B) Again, we can make a simple but incomplete argument: If of the 1TB of choices, only, say, 2GB are determined by random coin flips, then a randomly sampled bit is likely to be predictable from the agent’s source code. But again, the problem is that the random coin flips can be used in other ways. For example, the buyer might use a deterministic procedure to determine w (say, w=01010101…), but then randomly generate a number n (with any number n chosen with probability 2^-n, for instance), then randomly sample n indices j of w and flip w[j] for each of them. This may have relatively low entropy. But now the seller cannot perfectly predict w[i] given w[1…i-1] for any i.

Again, I think a rigorous argument requires information theory. In particular, we can use the fact that H(w) = H(w[0])+H(w[1]|w[0])+H(w[2]|w[0,1])+…, where H denotes entropy. If H(w) is less than, say, 2GB, then the average of H(w[i]|w[1…i-1]) must be at most 2GB/1TB = 1/500. From this, it follows immediately that with high probability, w[i] can be predicted with high accuracy given w[1…i-1].

2. This is essential, but straightforward: Generating w at random causes the seller to determine that w is determined at random. Therefore, CDT (accurately) assesses randomly generating w to have an expected utility near \$-1.

3. Finally, I want to argue that CDT will recommend buying a box. For this, we only need to argue that CDT prefers some method of submitting w over not submitting a box. So consider the following procedure: First, assign beliefs over the seller’s prediction w’[0] of the first bit.
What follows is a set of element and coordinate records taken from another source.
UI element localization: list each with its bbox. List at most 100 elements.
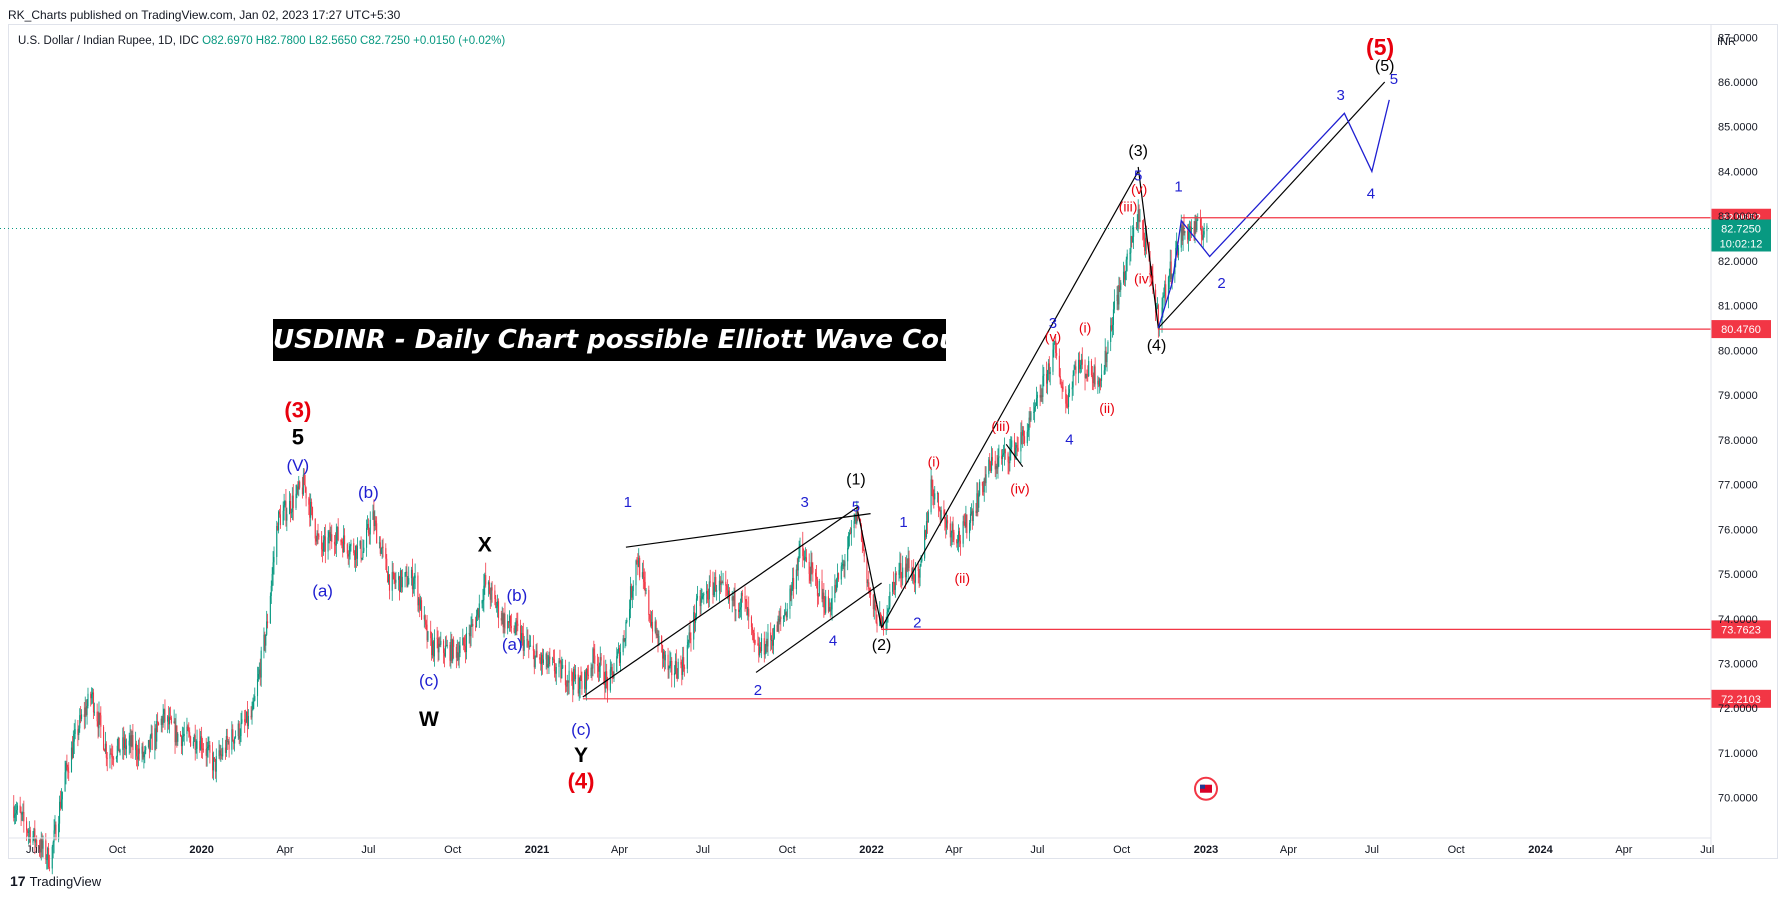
candle-body	[913, 568, 915, 581]
trendline[interactable]	[625, 513, 871, 548]
candle-body	[1157, 305, 1159, 330]
candle-body	[931, 479, 933, 488]
candle-body	[862, 540, 864, 551]
candle-body	[1010, 447, 1012, 449]
candle-body	[1100, 374, 1103, 381]
candle-body	[1027, 430, 1029, 432]
candle-body	[886, 611, 888, 620]
candle-body	[1188, 225, 1191, 233]
candle-body	[831, 597, 833, 610]
candle-body	[772, 638, 775, 646]
candle-body	[703, 593, 705, 596]
candle-body	[195, 748, 197, 750]
candle-body	[52, 842, 54, 847]
candle-body	[964, 521, 966, 528]
candle-body	[160, 718, 162, 726]
candle-body	[208, 745, 210, 747]
candle-body	[430, 631, 432, 639]
candle-body	[952, 523, 954, 533]
candle-body	[393, 572, 395, 580]
candle-body	[675, 661, 677, 675]
candle-body	[799, 544, 801, 547]
candle-body	[15, 810, 18, 814]
candle-body	[1046, 370, 1049, 384]
candle-body	[706, 591, 709, 600]
candle-body	[244, 719, 246, 722]
wave-label: (b)	[506, 586, 527, 605]
candle-body	[1052, 349, 1054, 372]
candle-body	[696, 595, 698, 599]
candle-body	[919, 565, 921, 578]
candle-body	[117, 737, 119, 746]
time-tick-label: Apr	[276, 844, 293, 856]
candle-body	[676, 674, 678, 679]
candle-body	[900, 563, 902, 578]
candle-body	[953, 532, 955, 540]
candle-body	[301, 487, 303, 495]
candle-body	[1073, 369, 1075, 376]
candle-body	[763, 638, 765, 655]
candle-body	[225, 736, 227, 753]
candle-body	[457, 652, 459, 661]
candle-body	[867, 582, 869, 584]
candle-body	[644, 581, 646, 591]
candle-body	[481, 600, 483, 604]
candle-body	[496, 606, 498, 608]
trendline[interactable]	[582, 506, 859, 698]
candle-body	[333, 541, 336, 545]
candle-body	[972, 510, 974, 522]
candle-body	[874, 599, 876, 609]
wave-label: (3)	[284, 397, 311, 422]
candle-body	[797, 558, 799, 571]
candle-body	[86, 706, 88, 715]
candle-body	[123, 737, 125, 748]
candle-body	[914, 566, 917, 583]
candle-body	[1164, 284, 1166, 296]
candle-body	[169, 717, 172, 719]
candle-body	[669, 661, 671, 667]
candle-body	[1103, 370, 1105, 375]
trendline[interactable]	[1157, 81, 1386, 329]
candle-body	[1156, 305, 1158, 309]
candle-body	[48, 848, 50, 868]
candle-body	[157, 721, 159, 724]
candle-body	[251, 710, 253, 718]
trendline[interactable]	[1005, 443, 1024, 468]
candle-body	[1092, 378, 1094, 384]
candle-body	[368, 532, 370, 535]
candle-body	[823, 592, 825, 608]
candle-body	[1183, 226, 1185, 233]
time-tick-label: 2023	[1194, 844, 1218, 856]
candle-body	[414, 575, 416, 579]
candle-body	[175, 725, 177, 743]
candle-body	[228, 741, 230, 750]
trendline[interactable]	[755, 582, 882, 673]
price-tick-label: 81.0000	[1718, 301, 1758, 313]
candle-body	[1078, 359, 1081, 369]
candle-body	[699, 595, 701, 607]
candle-body	[548, 656, 550, 664]
trendline[interactable]	[881, 171, 1139, 629]
trendline[interactable]	[857, 511, 883, 628]
candle-body	[348, 554, 350, 557]
candle-body	[725, 581, 727, 586]
candle-body	[522, 633, 524, 651]
candle-body	[1015, 445, 1017, 448]
time-tick-label: Apr	[1615, 844, 1632, 856]
price-tick-label: 76.0000	[1718, 524, 1758, 536]
candle-body	[574, 674, 577, 679]
candle-body	[181, 736, 183, 747]
candle-body	[1026, 431, 1028, 444]
trendline[interactable]	[1137, 166, 1159, 329]
price-tick-label: 72.0000	[1718, 703, 1758, 715]
candle-body	[975, 510, 977, 513]
candle-body	[1028, 417, 1030, 431]
candle-body	[316, 533, 318, 542]
candle-body	[914, 580, 916, 583]
projection-path[interactable]	[1157, 99, 1390, 329]
candle-body	[904, 567, 906, 578]
candle-body	[618, 648, 621, 663]
candle-body	[1110, 325, 1112, 343]
candle-body	[712, 581, 714, 596]
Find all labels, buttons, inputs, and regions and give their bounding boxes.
Since there are only two possible boxes, for at least one of the boxes j, it is the case that P(w’[0]=j)<=½, where P refers to the probability assigned by the buyer. Let w[0] = j. We now repeat this inductively. That is, for each i given the w[1…i-1] that we have already constructed, the buyer sets w[i]=k s.t. P(w’[i]=k||w[1…i-1])<=½.

What’s the causal expected utility of submitting w thus constructed? Well, for one, because the procedure is deterministic (if ties are broken deterministically), the buyer can expect that she will receive a box at all. Now, for all i, the buyer thinks that if i is sampled by the seller for the purpose of determining which box to give to the buyer, then the buyer will in causal expectation receive \$1.50, because the seller will predict the wrong box, i.e. w’[i] ≠ w[i], with probability at least ½.